My question is now, why? There is no proof given for this, and I am struggling to understand why the above holds.For a very simple expansion, where $k=1$ and $n=2$, we have 2 terms of the form $ab$, here its pretty easy to see from
$ (a+b)(a+b) = a(a+b) + b(a+b) = a^2 + b^2 + 2ab $
why the statement in the book holds for this case. But, for bigger ones, such as $(a+b)^3$ i can't see it.
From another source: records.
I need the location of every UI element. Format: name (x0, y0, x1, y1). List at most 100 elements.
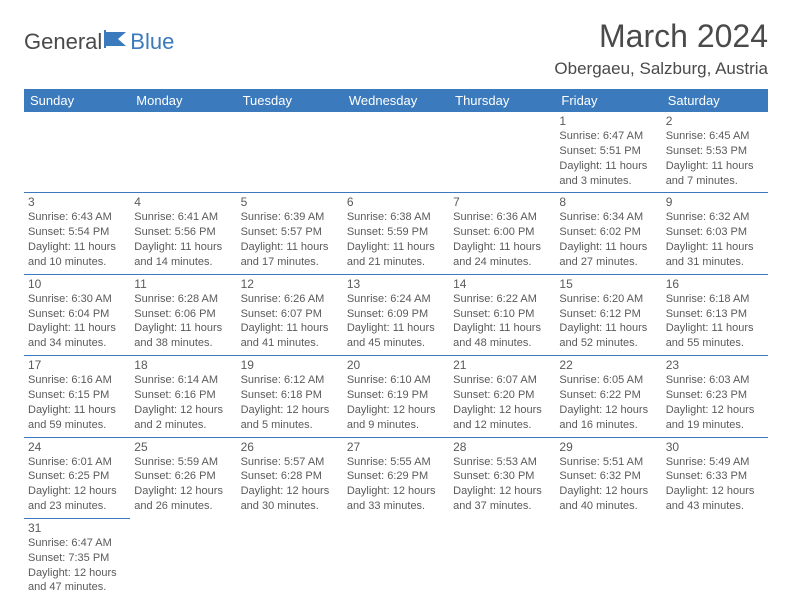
day-info: Sunrise: 5:53 AMSunset: 6:30 PMDaylight:… (453, 455, 551, 514)
day-number: 17 (28, 358, 126, 372)
day-info: Sunrise: 5:49 AMSunset: 6:33 PMDaylight:… (666, 455, 764, 514)
calendar-cell (237, 112, 343, 193)
day-number: 31 (28, 521, 126, 535)
day-number: 12 (241, 277, 339, 291)
day-info: Sunrise: 6:47 AMSunset: 5:51 PMDaylight:… (559, 129, 657, 188)
day-info: Sunrise: 6:22 AMSunset: 6:10 PMDaylight:… (453, 292, 551, 351)
calendar-cell: 1Sunrise: 6:47 AMSunset: 5:51 PMDaylight… (555, 112, 661, 193)
calendar-cell: 8Sunrise: 6:34 AMSunset: 6:02 PMDaylight… (555, 193, 661, 274)
calendar-cell: 5Sunrise: 6:39 AMSunset: 5:57 PMDaylight… (237, 193, 343, 274)
day-number: 3 (28, 195, 126, 209)
day-number: 30 (666, 440, 764, 454)
calendar-cell: 21Sunrise: 6:07 AMSunset: 6:20 PMDayligh… (449, 356, 555, 437)
day-number: 16 (666, 277, 764, 291)
day-info: Sunrise: 6:26 AMSunset: 6:07 PMDaylight:… (241, 292, 339, 351)
day-info: Sunrise: 6:03 AMSunset: 6:23 PMDaylight:… (666, 373, 764, 432)
day-info: Sunrise: 6:32 AMSunset: 6:03 PMDaylight:… (666, 210, 764, 269)
calendar-cell (237, 518, 343, 599)
brand-part1: General (24, 29, 102, 55)
day-info: Sunrise: 5:59 AMSunset: 6:26 PMDaylight:… (134, 455, 232, 514)
calendar-cell: 15Sunrise: 6:20 AMSunset: 6:12 PMDayligh… (555, 274, 661, 355)
col-thursday: Thursday (449, 89, 555, 112)
day-info: Sunrise: 6:45 AMSunset: 5:53 PMDaylight:… (666, 129, 764, 188)
day-info: Sunrise: 6:07 AMSunset: 6:20 PMDaylight:… (453, 373, 551, 432)
col-monday: Monday (130, 89, 236, 112)
day-info: Sunrise: 6:05 AMSunset: 6:22 PMDaylight:… (559, 373, 657, 432)
day-number: 23 (666, 358, 764, 372)
calendar-cell: 29Sunrise: 5:51 AMSunset: 6:32 PMDayligh… (555, 437, 661, 518)
day-number: 6 (347, 195, 445, 209)
day-number: 28 (453, 440, 551, 454)
calendar-cell: 4Sunrise: 6:41 AMSunset: 5:56 PMDaylight… (130, 193, 236, 274)
calendar-row: 1Sunrise: 6:47 AMSunset: 5:51 PMDaylight… (24, 112, 768, 193)
calendar-cell (130, 112, 236, 193)
calendar-cell: 13Sunrise: 6:24 AMSunset: 6:09 PMDayligh… (343, 274, 449, 355)
col-tuesday: Tuesday (237, 89, 343, 112)
day-number: 27 (347, 440, 445, 454)
calendar-cell: 28Sunrise: 5:53 AMSunset: 6:30 PMDayligh… (449, 437, 555, 518)
day-info: Sunrise: 6:28 AMSunset: 6:06 PMDaylight:… (134, 292, 232, 351)
location-text: Obergaeu, Salzburg, Austria (554, 59, 768, 79)
calendar-cell (449, 112, 555, 193)
day-info: Sunrise: 6:47 AMSunset: 7:35 PMDaylight:… (28, 536, 126, 595)
calendar-cell (343, 518, 449, 599)
day-number: 24 (28, 440, 126, 454)
calendar-cell: 20Sunrise: 6:10 AMSunset: 6:19 PMDayligh… (343, 356, 449, 437)
calendar-cell: 16Sunrise: 6:18 AMSunset: 6:13 PMDayligh… (662, 274, 768, 355)
day-number: 8 (559, 195, 657, 209)
calendar-row: 24Sunrise: 6:01 AMSunset: 6:25 PMDayligh… (24, 437, 768, 518)
day-info: Sunrise: 6:36 AMSunset: 6:00 PMDaylight:… (453, 210, 551, 269)
day-info: Sunrise: 6:38 AMSunset: 5:59 PMDaylight:… (347, 210, 445, 269)
day-number: 20 (347, 358, 445, 372)
day-info: Sunrise: 6:41 AMSunset: 5:56 PMDaylight:… (134, 210, 232, 269)
col-sunday: Sunday (24, 89, 130, 112)
calendar-row: 17Sunrise: 6:16 AMSunset: 6:15 PMDayligh… (24, 356, 768, 437)
calendar-cell: 30Sunrise: 5:49 AMSunset: 6:33 PMDayligh… (662, 437, 768, 518)
calendar-table: Sunday Monday Tuesday Wednesday Thursday… (24, 89, 768, 599)
calendar-cell: 12Sunrise: 6:26 AMSunset: 6:07 PMDayligh… (237, 274, 343, 355)
calendar-cell: 7Sunrise: 6:36 AMSunset: 6:00 PMDaylight… (449, 193, 555, 274)
calendar-cell (130, 518, 236, 599)
day-number: 11 (134, 277, 232, 291)
day-info: Sunrise: 6:24 AMSunset: 6:09 PMDaylight:… (347, 292, 445, 351)
calendar-row: 31Sunrise: 6:47 AMSunset: 7:35 PMDayligh… (24, 518, 768, 599)
calendar-cell: 14Sunrise: 6:22 AMSunset: 6:10 PMDayligh… (449, 274, 555, 355)
day-number: 19 (241, 358, 339, 372)
day-info: Sunrise: 6:16 AMSunset: 6:15 PMDaylight:… (28, 373, 126, 432)
day-number: 9 (666, 195, 764, 209)
calendar-cell: 27Sunrise: 5:55 AMSunset: 6:29 PMDayligh… (343, 437, 449, 518)
day-number: 2 (666, 114, 764, 128)
calendar-cell: 18Sunrise: 6:14 AMSunset: 6:16 PMDayligh… (130, 356, 236, 437)
calendar-cell: 26Sunrise: 5:57 AMSunset: 6:28 PMDayligh… (237, 437, 343, 518)
col-saturday: Saturday (662, 89, 768, 112)
day-info: Sunrise: 6:01 AMSunset: 6:25 PMDaylight:… (28, 455, 126, 514)
brand-part2: Blue (130, 29, 174, 55)
day-number: 10 (28, 277, 126, 291)
day-number: 25 (134, 440, 232, 454)
day-number: 13 (347, 277, 445, 291)
day-number: 7 (453, 195, 551, 209)
day-number: 21 (453, 358, 551, 372)
calendar-cell: 11Sunrise: 6:28 AMSunset: 6:06 PMDayligh… (130, 274, 236, 355)
flag-icon (104, 28, 130, 55)
calendar-cell (343, 112, 449, 193)
header-row: Sunday Monday Tuesday Wednesday Thursday… (24, 89, 768, 112)
day-number: 15 (559, 277, 657, 291)
header: General Blue March 2024 Obergaeu, Salzbu… (24, 18, 768, 79)
calendar-cell: 6Sunrise: 6:38 AMSunset: 5:59 PMDaylight… (343, 193, 449, 274)
calendar-cell (449, 518, 555, 599)
title-block: March 2024 Obergaeu, Salzburg, Austria (554, 18, 768, 79)
day-number: 18 (134, 358, 232, 372)
day-info: Sunrise: 6:30 AMSunset: 6:04 PMDaylight:… (28, 292, 126, 351)
col-wednesday: Wednesday (343, 89, 449, 112)
day-info: Sunrise: 6:10 AMSunset: 6:19 PMDaylight:… (347, 373, 445, 432)
calendar-row: 10Sunrise: 6:30 AMSunset: 6:04 PMDayligh… (24, 274, 768, 355)
day-number: 29 (559, 440, 657, 454)
calendar-cell: 3Sunrise: 6:43 AMSunset: 5:54 PMDaylight… (24, 193, 130, 274)
day-info: Sunrise: 6:20 AMSunset: 6:12 PMDaylight:… (559, 292, 657, 351)
calendar-cell: 25Sunrise: 5:59 AMSunset: 6:26 PMDayligh… (130, 437, 236, 518)
day-info: Sunrise: 5:57 AMSunset: 6:28 PMDaylight:… (241, 455, 339, 514)
day-info: Sunrise: 6:12 AMSunset: 6:18 PMDaylight:… (241, 373, 339, 432)
day-number: 26 (241, 440, 339, 454)
day-number: 4 (134, 195, 232, 209)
I can see that there is 3 ways of choosing one $b$ and two $a$, for the term $a^2b$ when looking at $(a+b)(a+b)(a+b)$, but I cant relate it to the expansion of them, if that makes sense?
To simplify talking about the statement a bit, let $C_i = (a + b)$ for $1\le i \le b$, so $$(a + b)^n = C_1 \times \dots \times C_n.$$ For the case where $n = 3$ and the term $a^2b$:
If we choose $b$ from $C_1$, then we choose $a$ from $C_2$ and $C_3$.
If we choose $b$ from $C_2$, then we choose $a$ from $C_1$ and $C_3$.
If we choose $b$ from $C_3$, then we choose $a$ from $C_1$ and $C_2$.
Thus the coefficient of $a^2b$ is $3 = \binom{3}{1}$.
More generally you should be able to see that a term of $a^{n - k}b^k$ must have taken either $a$ or a $b$ from any term $C_i$. Thus simply follows from $$(a + b)^n = C_1 \times\dots\times C_n = (a + b)[C_1 \times\dots C_{i - 1} \times C_{i + 1} \times C_n]$$ Since each $C_i$ contributes exactly one $a$ or $b$, we end up with exactly $k$ of the choices being $b$ and exactly $n - k$ of the choices being $a$. Since there are $\binom{n}{k}$ ways to choose to either take $b$ or not to take $b$ from each $C_i$, we end up with $\binom{n}{k}$ terms of $a^{n-k}b^k$.